Ironically, the most memorable performance of the night was given by Josh Simon as Amos Hart, Roxie’s sad sack husband who spent most of his stage time quietly lamenting his lack of attention and appreciation. Simon’s sensitive and emotional portrayal made him the most sympathetic and real character in the show.
A strong ensemble of dancers and singers fleshed out the vaudeville concept, including a quartet led by gifted tap-dancer Josh Kaufmann and the gang of six rag-tag ‘Merry Murderesses,’ who stole several scenes with their quirky mannerisms and energetic dancing. Bluma Millman was particularly haunting as Hunyak, the only truly innocent inmate. The many vignettes were expertly connected by the velvet-voiced Master of Ceremonies (Aaron Braverman) while the orchestra provided professional quality accompaniment to the jazzy musical numbers.

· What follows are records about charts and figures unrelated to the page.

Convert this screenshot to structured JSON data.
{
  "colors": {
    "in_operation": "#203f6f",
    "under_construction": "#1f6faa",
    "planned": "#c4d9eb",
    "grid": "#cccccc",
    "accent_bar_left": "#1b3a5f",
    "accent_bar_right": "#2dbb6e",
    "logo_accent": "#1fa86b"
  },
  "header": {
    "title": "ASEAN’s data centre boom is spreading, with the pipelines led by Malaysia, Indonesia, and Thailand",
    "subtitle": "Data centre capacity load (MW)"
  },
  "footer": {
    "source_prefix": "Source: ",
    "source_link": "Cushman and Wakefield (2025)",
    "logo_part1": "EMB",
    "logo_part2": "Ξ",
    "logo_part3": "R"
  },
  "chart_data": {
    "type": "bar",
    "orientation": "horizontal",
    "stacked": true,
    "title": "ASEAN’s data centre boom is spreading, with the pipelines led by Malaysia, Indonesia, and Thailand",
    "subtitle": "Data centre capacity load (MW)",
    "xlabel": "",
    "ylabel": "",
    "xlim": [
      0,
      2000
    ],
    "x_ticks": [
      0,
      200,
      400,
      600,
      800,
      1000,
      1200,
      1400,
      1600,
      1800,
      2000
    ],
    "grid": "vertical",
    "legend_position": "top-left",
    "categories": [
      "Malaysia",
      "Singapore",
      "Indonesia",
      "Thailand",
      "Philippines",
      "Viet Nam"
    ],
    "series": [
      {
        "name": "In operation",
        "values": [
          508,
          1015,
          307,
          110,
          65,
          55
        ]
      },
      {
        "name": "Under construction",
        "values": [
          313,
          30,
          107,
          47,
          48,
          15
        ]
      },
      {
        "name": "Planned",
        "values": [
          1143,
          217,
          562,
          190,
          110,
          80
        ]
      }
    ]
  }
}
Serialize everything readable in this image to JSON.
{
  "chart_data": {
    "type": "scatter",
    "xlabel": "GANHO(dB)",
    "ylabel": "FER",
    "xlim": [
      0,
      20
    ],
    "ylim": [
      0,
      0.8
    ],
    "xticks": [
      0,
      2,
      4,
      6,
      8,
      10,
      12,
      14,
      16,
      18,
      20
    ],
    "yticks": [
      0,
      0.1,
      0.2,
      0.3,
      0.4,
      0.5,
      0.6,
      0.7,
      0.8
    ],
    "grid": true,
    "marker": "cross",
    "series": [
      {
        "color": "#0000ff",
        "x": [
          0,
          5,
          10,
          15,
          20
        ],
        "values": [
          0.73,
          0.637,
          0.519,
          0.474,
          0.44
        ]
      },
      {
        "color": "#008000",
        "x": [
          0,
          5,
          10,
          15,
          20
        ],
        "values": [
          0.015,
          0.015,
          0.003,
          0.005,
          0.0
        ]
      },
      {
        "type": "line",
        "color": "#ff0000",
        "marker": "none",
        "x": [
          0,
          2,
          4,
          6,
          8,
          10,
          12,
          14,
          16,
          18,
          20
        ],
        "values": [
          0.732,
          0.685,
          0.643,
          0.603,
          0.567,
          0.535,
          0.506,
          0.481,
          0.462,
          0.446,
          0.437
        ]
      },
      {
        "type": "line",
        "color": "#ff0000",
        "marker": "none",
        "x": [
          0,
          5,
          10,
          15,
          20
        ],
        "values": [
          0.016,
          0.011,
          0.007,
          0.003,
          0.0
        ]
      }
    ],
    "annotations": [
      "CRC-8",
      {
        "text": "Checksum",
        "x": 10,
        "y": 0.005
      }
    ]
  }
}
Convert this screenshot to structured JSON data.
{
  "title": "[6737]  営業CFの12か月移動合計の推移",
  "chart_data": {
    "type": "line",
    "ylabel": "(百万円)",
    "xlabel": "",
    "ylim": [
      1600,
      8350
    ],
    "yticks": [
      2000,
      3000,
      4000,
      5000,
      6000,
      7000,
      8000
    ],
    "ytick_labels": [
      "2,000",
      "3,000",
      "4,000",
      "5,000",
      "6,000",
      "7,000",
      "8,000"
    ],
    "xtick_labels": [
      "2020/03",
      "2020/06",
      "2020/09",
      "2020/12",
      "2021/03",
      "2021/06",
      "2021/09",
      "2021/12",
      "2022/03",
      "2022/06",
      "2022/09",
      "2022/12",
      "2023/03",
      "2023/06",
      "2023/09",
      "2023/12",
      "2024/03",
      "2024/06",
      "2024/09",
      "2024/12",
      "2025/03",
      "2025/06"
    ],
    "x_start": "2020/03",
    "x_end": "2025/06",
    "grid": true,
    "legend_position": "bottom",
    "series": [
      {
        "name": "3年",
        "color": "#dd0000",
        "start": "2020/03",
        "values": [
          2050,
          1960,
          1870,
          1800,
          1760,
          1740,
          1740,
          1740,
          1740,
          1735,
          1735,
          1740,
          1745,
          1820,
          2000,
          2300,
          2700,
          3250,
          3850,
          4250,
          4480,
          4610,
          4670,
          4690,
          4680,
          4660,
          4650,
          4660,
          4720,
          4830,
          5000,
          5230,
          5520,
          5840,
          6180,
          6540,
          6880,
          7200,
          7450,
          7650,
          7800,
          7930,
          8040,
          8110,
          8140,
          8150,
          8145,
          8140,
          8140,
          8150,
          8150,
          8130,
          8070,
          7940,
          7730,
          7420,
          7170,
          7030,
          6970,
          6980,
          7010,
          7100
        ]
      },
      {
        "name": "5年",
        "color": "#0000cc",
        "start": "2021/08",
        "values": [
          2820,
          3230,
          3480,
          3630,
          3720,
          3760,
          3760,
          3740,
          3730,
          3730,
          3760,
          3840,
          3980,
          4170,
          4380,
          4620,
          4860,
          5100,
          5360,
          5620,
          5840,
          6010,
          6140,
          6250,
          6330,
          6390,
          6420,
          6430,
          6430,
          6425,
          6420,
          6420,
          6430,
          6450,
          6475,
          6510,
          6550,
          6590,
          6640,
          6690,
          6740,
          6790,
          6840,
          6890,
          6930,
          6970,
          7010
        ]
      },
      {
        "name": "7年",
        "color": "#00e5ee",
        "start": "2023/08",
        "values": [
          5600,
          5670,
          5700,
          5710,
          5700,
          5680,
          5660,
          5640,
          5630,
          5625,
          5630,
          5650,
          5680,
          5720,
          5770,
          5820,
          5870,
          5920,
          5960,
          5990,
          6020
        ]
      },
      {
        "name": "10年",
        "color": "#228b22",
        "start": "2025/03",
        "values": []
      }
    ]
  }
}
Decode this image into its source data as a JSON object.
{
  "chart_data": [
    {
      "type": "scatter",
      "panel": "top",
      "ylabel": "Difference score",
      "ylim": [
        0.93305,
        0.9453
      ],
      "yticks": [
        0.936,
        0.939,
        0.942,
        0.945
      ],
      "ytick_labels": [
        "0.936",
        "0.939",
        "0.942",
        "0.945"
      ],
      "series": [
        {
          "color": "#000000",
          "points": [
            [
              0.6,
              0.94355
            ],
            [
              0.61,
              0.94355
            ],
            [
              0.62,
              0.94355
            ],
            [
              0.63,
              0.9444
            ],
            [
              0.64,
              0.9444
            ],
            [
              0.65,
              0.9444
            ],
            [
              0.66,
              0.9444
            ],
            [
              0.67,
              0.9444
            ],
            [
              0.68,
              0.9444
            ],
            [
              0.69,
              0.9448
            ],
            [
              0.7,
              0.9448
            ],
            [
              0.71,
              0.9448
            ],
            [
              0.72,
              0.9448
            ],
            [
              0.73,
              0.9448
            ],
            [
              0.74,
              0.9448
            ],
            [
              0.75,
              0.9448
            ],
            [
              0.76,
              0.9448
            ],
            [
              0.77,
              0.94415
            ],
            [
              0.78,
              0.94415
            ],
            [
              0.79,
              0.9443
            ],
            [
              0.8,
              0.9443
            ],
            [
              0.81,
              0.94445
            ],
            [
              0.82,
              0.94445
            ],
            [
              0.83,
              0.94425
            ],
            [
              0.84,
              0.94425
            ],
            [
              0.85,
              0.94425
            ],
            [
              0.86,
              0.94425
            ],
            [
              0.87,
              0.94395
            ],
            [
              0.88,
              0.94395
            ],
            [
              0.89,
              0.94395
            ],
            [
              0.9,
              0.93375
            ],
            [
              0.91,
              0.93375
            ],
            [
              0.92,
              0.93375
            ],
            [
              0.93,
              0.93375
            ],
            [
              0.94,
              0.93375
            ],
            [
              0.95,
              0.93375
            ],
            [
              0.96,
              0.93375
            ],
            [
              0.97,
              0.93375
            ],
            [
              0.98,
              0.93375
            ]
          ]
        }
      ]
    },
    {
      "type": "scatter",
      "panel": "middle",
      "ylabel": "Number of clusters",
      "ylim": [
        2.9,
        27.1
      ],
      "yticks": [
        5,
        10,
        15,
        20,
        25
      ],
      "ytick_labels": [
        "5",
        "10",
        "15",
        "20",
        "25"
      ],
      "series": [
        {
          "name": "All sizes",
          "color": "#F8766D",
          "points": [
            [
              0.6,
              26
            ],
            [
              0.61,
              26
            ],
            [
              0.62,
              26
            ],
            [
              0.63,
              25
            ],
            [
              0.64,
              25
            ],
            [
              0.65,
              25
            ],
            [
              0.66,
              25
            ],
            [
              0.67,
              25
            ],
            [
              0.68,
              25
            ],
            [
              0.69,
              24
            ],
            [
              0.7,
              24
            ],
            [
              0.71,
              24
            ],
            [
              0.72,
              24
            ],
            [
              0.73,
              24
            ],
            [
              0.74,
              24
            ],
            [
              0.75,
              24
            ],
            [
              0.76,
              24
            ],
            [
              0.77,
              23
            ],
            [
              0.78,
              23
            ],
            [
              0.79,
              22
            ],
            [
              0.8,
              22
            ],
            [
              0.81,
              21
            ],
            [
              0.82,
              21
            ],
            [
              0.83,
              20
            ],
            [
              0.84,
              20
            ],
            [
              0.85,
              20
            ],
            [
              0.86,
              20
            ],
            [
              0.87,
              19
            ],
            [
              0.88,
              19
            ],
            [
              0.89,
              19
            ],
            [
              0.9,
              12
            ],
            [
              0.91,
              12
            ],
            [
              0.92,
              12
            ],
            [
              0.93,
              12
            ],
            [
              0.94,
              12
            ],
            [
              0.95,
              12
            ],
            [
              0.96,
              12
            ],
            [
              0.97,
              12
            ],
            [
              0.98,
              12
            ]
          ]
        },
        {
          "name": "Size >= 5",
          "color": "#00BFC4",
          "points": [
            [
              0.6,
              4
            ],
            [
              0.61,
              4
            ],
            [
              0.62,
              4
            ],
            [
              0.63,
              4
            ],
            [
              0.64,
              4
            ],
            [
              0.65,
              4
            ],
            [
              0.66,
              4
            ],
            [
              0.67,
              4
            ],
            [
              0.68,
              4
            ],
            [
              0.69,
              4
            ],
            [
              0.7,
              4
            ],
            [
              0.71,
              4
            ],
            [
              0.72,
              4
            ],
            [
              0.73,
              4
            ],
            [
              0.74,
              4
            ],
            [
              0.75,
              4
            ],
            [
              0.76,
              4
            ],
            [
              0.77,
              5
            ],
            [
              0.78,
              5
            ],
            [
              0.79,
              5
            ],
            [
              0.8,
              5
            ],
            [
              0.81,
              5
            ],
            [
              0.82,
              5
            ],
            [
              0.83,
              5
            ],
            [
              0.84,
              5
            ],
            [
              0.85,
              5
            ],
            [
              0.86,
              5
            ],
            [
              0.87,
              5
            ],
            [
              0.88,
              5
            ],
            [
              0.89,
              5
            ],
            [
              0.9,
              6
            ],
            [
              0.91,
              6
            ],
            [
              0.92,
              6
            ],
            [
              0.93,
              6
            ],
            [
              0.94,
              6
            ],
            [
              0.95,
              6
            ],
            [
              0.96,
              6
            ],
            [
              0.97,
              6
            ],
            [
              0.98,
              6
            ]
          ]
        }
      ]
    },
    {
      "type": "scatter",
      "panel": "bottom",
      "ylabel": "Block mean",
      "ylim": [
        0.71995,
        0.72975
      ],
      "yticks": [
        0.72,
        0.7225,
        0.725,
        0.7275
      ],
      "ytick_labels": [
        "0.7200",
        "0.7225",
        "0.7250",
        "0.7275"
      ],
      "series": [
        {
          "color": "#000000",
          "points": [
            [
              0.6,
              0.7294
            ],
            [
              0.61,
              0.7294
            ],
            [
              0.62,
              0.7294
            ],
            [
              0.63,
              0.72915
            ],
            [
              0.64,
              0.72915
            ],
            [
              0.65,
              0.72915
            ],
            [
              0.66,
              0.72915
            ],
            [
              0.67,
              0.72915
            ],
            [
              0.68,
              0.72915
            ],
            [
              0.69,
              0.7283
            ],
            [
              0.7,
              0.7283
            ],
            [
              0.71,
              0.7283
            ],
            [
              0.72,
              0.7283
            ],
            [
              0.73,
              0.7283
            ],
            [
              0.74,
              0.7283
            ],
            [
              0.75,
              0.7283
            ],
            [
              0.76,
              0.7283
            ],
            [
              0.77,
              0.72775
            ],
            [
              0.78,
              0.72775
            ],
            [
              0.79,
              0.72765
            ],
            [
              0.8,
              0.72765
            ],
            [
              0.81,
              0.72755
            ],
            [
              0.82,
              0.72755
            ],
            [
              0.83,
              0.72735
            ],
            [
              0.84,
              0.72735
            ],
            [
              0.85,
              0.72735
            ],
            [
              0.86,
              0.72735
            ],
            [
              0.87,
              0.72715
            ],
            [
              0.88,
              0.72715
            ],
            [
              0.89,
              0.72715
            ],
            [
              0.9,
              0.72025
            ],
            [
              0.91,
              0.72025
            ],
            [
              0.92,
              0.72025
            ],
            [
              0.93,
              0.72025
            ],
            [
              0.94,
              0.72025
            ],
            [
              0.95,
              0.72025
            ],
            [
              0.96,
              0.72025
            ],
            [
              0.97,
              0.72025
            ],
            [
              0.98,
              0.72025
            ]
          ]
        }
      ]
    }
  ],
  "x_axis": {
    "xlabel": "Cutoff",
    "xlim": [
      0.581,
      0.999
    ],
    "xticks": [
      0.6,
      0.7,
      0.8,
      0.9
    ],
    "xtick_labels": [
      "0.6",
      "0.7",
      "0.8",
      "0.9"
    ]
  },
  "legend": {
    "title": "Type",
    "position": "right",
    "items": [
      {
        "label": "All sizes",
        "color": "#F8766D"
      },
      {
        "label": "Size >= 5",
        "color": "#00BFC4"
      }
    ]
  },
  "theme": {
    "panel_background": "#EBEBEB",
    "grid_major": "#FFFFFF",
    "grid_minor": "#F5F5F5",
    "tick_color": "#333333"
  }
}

Actors remained unfazed by some of the sound and other technical errors in the first act, while stage crew (Maggie Pelta-Pauls, Lindsay Horikoshi, Nick Sines, and Phil Korpeck) made smooth transitions between the different settings. Jon Feldman‘s lighting added the right amount of ‘dazzle’ without becoming distracting, and makeup by Sarah Bonner, Carla Pena, and Elana Stein looked both glamorous and period-appropriate. Though the action onstage sometimes seemed cluttered and unfocused, with smaller roles distracting from leads, choreography by Thalia Ertman, Ryan Kanfer, Josh Kaufmann, and Ariana Nasser succeeded at putting a new spin on the classic Fosse choreography.
Overcoming obstacles ranging from sound glitches to censorship controversies, the sparkling cast, crew and orchestra of Winston Churchhill High School’s Chicago took the stand and put on a ‘killer’ show.